Giles rode back to Carisbrooke, but when he arrived it was late, the king had retired, and Lord Granville had returned to Chale with his wife and daughter. The men Giles had sent to question the landlord of the Anchor had little to report. George knew of no Edward Caxton. He referred familiarly to a man he called “our friend,” and was coaxed into admitting that the same character was also known as the master. He could always be relied upon to supply contraband, and when he made contact he was always in fisherman’s guise. Other than that, no one asked questions and no one volunteered information.

Giles rode to Chale and was informed that Lord Granville too had retired. If the sergeant had truly urgent information, they were to wake his lordship, otherwise the sergeant should report to him at dawn.

Giles debated whether his information warranted dragging his lord from his wife’s bed. He could hear the wind getting up, great swirling eddies as it whipped off the sea and across the cliffs. No sane man would attempt to rescue the king on such a night.

He took himself to his own bed and lay visualizing the island’s coastline. Puckaster Cove lay just below Niton. Niton was where George and the Anchor had their being. There had to be a connection.

Olivia lay listening to the wildness of the night. She could hear the waves breaking on the shore of Chale Bay some two miles distant. A fork of lightning illuminated her window, and the crash of thunder followed within seconds.

It was a wrecker’s night.

But Anthony had other fish to fry at present. He had to leave the island, get himself to safety. Surely he wouldn’t risk his freedom for the wealth of a wreck?

But she couldn’t second-guess him. Despite everything they’d shared, she understood only that he was a mercenary, that he loved danger. She understood nothing about his real motives.

The branch of the magnolia tree whipped against the diamond windowpanes. Sleep was impossible. Olivia got up and went to the window. She pressed her forehead against the glass and stared out across the dark garden where the shapes of the trees swaying in the wind took on a strange and ethereal life.
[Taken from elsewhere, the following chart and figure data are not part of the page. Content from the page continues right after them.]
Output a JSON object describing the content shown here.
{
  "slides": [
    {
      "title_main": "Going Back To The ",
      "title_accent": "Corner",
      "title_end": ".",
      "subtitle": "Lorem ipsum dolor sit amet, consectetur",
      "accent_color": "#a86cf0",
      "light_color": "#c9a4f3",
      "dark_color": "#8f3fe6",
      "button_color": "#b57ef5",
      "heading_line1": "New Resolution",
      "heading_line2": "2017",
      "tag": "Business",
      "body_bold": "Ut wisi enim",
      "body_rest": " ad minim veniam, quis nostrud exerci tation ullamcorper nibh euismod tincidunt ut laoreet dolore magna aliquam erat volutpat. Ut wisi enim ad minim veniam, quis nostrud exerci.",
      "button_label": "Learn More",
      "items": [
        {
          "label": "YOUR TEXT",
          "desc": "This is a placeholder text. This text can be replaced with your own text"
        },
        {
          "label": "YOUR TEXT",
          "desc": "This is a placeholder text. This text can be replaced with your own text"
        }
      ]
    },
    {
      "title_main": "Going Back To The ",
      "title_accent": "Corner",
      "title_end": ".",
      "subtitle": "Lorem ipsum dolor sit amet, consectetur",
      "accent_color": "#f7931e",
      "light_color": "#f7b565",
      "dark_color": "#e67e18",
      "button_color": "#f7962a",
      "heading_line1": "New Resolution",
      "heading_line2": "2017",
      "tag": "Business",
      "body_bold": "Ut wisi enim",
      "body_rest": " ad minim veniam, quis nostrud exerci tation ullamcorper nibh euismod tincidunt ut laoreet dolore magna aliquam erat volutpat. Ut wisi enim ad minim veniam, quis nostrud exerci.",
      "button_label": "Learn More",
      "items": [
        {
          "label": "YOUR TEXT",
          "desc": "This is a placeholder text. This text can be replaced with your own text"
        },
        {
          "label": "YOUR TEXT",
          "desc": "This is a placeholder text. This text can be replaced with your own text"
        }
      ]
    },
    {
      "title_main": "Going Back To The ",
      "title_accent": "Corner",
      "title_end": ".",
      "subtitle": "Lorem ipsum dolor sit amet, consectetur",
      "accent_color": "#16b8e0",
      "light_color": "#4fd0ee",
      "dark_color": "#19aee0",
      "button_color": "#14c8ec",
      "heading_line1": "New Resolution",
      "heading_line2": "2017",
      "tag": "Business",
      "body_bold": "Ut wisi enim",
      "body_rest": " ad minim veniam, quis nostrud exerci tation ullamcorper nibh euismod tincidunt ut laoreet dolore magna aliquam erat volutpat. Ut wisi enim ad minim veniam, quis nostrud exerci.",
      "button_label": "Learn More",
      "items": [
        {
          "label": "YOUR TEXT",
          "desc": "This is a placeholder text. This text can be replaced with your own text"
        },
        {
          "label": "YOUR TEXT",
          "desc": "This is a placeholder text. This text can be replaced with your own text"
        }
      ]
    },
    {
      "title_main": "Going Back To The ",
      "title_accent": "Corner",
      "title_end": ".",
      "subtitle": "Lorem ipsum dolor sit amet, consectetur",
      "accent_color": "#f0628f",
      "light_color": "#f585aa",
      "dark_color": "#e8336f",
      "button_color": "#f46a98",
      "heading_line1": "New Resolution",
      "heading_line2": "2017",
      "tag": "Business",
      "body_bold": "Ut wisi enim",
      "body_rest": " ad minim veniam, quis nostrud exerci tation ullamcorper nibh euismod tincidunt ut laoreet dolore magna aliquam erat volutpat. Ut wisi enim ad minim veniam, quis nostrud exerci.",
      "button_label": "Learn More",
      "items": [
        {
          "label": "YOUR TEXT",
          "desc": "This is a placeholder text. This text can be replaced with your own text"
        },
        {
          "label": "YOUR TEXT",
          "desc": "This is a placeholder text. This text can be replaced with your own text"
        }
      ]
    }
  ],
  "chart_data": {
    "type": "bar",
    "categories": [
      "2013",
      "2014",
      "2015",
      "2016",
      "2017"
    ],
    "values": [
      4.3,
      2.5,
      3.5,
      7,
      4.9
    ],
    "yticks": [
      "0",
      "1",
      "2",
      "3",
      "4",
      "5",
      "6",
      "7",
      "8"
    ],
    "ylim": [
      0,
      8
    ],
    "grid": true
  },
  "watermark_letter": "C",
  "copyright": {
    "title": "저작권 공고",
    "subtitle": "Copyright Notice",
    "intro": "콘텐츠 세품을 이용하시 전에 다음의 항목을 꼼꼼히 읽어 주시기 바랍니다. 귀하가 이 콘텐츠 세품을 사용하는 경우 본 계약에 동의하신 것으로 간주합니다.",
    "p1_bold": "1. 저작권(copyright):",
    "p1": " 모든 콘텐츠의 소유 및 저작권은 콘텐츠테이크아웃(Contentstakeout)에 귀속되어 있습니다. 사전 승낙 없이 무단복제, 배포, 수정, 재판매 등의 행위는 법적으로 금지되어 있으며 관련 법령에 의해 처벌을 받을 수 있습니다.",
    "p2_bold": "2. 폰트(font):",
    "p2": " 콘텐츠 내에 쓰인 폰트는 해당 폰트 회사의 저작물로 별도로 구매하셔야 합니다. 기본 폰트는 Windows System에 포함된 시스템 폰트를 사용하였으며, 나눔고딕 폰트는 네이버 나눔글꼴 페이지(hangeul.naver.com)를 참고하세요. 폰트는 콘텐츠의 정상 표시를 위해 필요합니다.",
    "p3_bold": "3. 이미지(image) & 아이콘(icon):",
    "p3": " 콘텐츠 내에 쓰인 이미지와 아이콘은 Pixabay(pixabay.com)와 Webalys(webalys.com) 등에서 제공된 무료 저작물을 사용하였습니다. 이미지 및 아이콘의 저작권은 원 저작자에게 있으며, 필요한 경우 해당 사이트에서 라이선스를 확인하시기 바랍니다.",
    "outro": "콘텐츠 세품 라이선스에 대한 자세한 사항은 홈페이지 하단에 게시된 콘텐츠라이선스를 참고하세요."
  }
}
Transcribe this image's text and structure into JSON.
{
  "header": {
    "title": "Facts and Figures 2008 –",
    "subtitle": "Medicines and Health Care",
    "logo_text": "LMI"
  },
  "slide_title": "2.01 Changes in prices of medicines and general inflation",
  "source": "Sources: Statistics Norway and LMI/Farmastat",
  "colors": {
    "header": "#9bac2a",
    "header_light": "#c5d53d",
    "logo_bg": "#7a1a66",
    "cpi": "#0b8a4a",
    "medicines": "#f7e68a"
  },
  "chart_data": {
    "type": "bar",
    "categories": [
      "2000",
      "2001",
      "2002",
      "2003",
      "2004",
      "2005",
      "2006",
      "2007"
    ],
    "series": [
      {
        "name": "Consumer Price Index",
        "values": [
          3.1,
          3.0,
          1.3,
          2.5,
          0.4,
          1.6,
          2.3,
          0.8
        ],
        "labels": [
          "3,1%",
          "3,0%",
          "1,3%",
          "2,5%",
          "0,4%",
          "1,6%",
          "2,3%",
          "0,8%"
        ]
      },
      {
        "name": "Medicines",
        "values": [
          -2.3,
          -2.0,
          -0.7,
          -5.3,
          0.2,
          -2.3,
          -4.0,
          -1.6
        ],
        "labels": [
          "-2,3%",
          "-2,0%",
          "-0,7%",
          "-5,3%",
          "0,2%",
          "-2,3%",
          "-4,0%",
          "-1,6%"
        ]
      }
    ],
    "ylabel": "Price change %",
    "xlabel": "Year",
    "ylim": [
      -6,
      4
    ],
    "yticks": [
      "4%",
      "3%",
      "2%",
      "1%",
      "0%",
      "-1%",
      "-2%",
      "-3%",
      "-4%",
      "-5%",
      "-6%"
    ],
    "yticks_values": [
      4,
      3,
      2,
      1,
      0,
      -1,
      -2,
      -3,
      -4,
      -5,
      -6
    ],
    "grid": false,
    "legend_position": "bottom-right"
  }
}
What ships were out there on the black foam-tipped water? In her mind’s eye, she could see the jagged black rocks of St. Catherine’s Point, the sea turbulent around them even on a balmy day. What would they be like now?

And the compulsion to go and see grew until it could not be denied. It was madness to go out on such a night, to walk the cliff path. And yet she seemed to have no choice.

She still had the britches and jacket she’d borrowed from Portia, and almost without conscious intent Olivia dressed herself. She took her thickest cloak and crept downstairs.

The house was in darkness, the hall black as pitch as she crossed it on tiptoe. The dogs raised their heads and growled warningly as she slipped into the kitchen, but they recognized her and dropped their heads to their forepaws again with breathy sighs.

The back door from the scullery opened into the kitchen courtyard. As Olivia raised the latch the wind snatched the door from her hand and it crashed against the wall of the house. The dogs barked and she leaped through the door, slamming it behind her.